The caldate library interface

Calendar dates

     #include <caldate.h>

     struct caldate cd;
A struct caldate value is a calendar date. It has three components: year (e.g., 1999), month (1 through 12), and day (1 through 31).

ASCII input and output

     #include <caldate.h>

     struct caldate cd;
     char *s;
     unsigned int len;

     len = caldate_fmt(s,&cd);
     len = caldate_scan(s,&cd);
caldate_fmt prints cd in ISO style (YYYY-MM-DD) into the character buffer s, without a terminating \0. It returns the number of characters printed. s may be zero; then caldate_fmt returns the number of characters that would have been printed.

caldate_scan reads a calendar date in ISO style from the beginning of the character buffer s and puts the date into cd. It returns the number of characters read. If s does not start with an ISO-style date, caldate_scan returns 0, and may or may not touch cd.

Note that year numbers may be larger than 9999; len will not always be equal to 10. Please don't contribute to the Y10K problem.

Date arithmetic

     #include <caldate.h>

     struct caldate cd;
     long d;
     int *weekday;
     int *yearday;

     caldate_frommjd(&cd,d,weekday,yearday);
     d = caldate_mjd(&cd);
     caldate_normalize(&cd);
Every calendar date has a modified Julian day number. The day number increases by 1 every day. Day number 0 is 17 November 1858. Day number 51604 is 1 March 2000.

caldate_frommjd puts into cd the date corresponding to the modified Julian day number d. caldate_frommjd also computes the day of the week (0 through 6) and the day of the year (0 through 365). It stores the day of the week in *weekday if weekday is nonzero. It stores the day of the year in *yearday if yearday is nonzero. (The day of the week is equal to (d + 3) % 7 if d is positive.)

caldate_mjd returns the modified Julian day number corresponding to the date in cd. It allows cd.month to be smaller than 1, referring to months in previous years, or larger than 12, referring to months in subsequent years. Similarly, it allows cd.day to be smaller than 1, referring to days in previous months, or larger than the number of days in this month, referring to days in subsequent months.

caldate_normalize calls caldate_frommjd with the result of caldate_mjd. This means that it accepts out-of-range months and out-of-range days in cd, and puts a valid calendar date back into cd.

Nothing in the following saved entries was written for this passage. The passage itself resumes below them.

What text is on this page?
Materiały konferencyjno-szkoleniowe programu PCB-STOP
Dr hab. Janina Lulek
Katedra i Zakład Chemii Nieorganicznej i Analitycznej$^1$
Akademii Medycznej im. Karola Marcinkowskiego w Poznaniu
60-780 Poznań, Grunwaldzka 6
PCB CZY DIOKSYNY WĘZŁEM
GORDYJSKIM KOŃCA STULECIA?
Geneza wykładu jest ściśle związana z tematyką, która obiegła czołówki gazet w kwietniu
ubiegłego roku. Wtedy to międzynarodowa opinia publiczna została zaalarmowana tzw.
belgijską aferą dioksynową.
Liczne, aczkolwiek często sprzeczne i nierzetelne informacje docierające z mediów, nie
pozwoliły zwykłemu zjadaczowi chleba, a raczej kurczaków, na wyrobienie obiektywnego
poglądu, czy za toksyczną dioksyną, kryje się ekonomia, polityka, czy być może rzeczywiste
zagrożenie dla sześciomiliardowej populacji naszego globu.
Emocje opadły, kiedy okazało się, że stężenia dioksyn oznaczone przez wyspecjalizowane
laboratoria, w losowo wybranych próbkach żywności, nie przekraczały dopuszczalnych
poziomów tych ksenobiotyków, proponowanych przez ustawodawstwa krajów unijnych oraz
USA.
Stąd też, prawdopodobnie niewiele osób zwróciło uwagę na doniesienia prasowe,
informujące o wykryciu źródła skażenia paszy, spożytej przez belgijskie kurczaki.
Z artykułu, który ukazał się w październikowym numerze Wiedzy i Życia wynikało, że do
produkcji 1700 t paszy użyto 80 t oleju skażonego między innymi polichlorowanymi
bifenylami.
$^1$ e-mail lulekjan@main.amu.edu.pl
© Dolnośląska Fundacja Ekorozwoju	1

These routines currently support the Gregorian calendar, which was defined in 1582 and adopted at different times in different countries. Earlier dates are handled according to the standard ``virtual Gregorian'' (often misleadingly called ``proleptic Gregorian'') calendar, defined mathematically by the 400-year Gregorian cycle for years before 1582. The Julian calendar is not supported.

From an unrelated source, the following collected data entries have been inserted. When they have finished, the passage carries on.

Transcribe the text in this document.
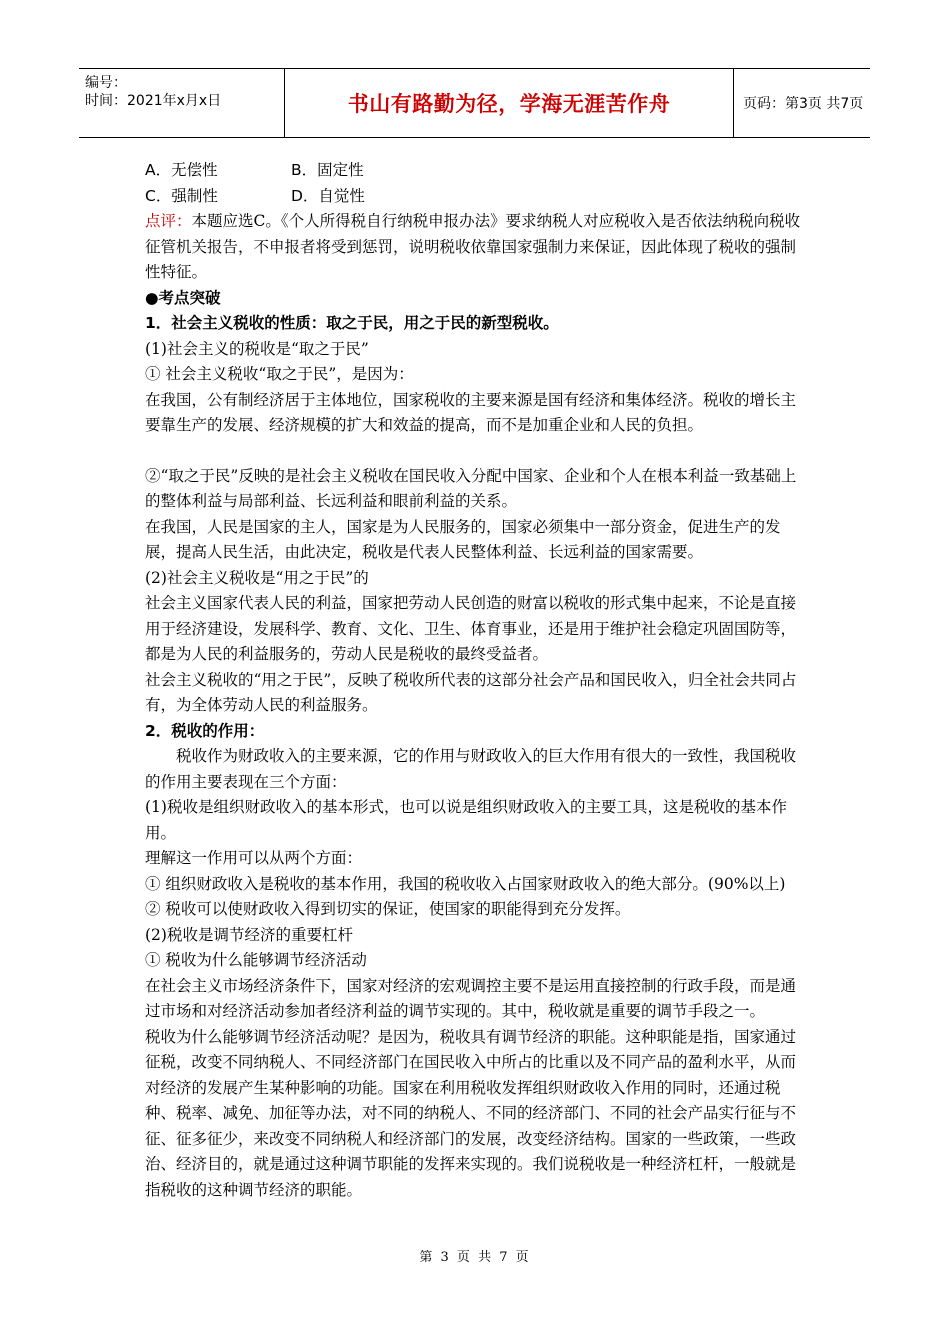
编号：
时间：2021年x月x日	书山有路勤为径，学海无涯苦作舟	页码：第3页 共7页

A．无偿性	B．固定性

C．强制性	D．自觉性

点评：本题应选C。《个人所得税自行纳税申报办法》要求纳税人对应税收入是否依法纳税向税收征管机关报告，不申报者将受到惩罚，说明税收依靠国家强制力来保证，因此体现了税收的强制性特征。

●考点突破

1．社会主义税收的性质：取之于民，用之于民的新型税收。

(1)社会主义的税收是“取之于民”

① 社会主义税收“取之于民”，是因为：

在我国，公有制经济居于主体地位，国家税收的主要来源是国有经济和集体经济。税收的增长主要靠生产的发展、经济规模的扩大和效益的提高，而不是加重企业和人民的负担。

②“取之于民”反映的是社会主义税收在国民收入分配中国家、企业和个人在根本利益一致基础上的整体利益与局部利益、长远利益和眼前利益的关系。

在我国，人民是国家的主人，国家是为人民服务的，国家必须集中一部分资金，促进生产的发展，提高人民生活，由此决定，税收是代表人民整体利益、长远利益的国家需要。

(2)社会主义税收是“用之于民”的

社会主义国家代表人民的利益，国家把劳动人民创造的财富以税收的形式集中起来，不论是直接用于经济建设，发展科学、教育、文化、卫生、体育事业，还是用于维护社会稳定巩固国防等，都是为人民的利益服务的，劳动人民是税收的最终受益者。

社会主义税收的“用之于民”，反映了税收所代表的这部分社会产品和国民收入，归全社会共同占有，为全体劳动人民的利益服务。

2．税收的作用：

税收作为财政收入的主要来源，它的作用与财政收入的巨大作用有很大的一致性，我国税收的作用主要表现在三个方面：

(1)税收是组织财政收入的基本形式，也可以说是组织财政收入的主要工具，这是税收的基本作用。

理解这一作用可以从两个方面：

① 组织财政收入是税收的基本作用，我国的税收收入占国家财政收入的绝大部分。(90%以上)

② 税收可以使财政收入得到切实的保证，使国家的职能得到充分发挥。

(2)税收是调节经济的重要杠杆

① 税收为什么能够调节经济活动

在社会主义市场经济条件下，国家对经济的宏观调控主要不是运用直接控制的行政手段，而是通过市场和对经济活动参加者经济利益的调节实现的。其中，税收就是重要的调节手段之一。

税收为什么能够调节经济活动呢？是因为，税收具有调节经济的职能。这种职能是指，国家通过征税，改变不同纳税人、不同经济部门在国民收入中所占的比重以及不同产品的盈利水平，从而对经济的发展产生某种影响的功能。国家在利用税收发挥组织财政收入作用的同时，还通过税种、税率、减免、加征等办法，对不同的纳税人、不同的经济部门、不同的社会产品实行征与不征、征多征少，来改变不同纳税人和经济部门的发展，改变经济结构。国家的一些政策，一些政治、经济目的，就是通过这种调节职能的发挥来实现的。我们说税收是一种经济杠杆，一般就是指税收的这种调节经济的职能。

第 3 页 共 7 页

Beware that the Gregorian calendar will be replaced by a new calendar within a few thousand years. The caldate_frommjd and caldate_mjd routines will be upgraded accordingly. The current caldate_frommjd and caldate_mjd routines are not useful for dates far in the future.

Beware also that day numbers will overflow a 32-bit long sometime after the year 5000000. All systems should upgrade to 64-bit longs before then. caldate_mjd does not check for overflow.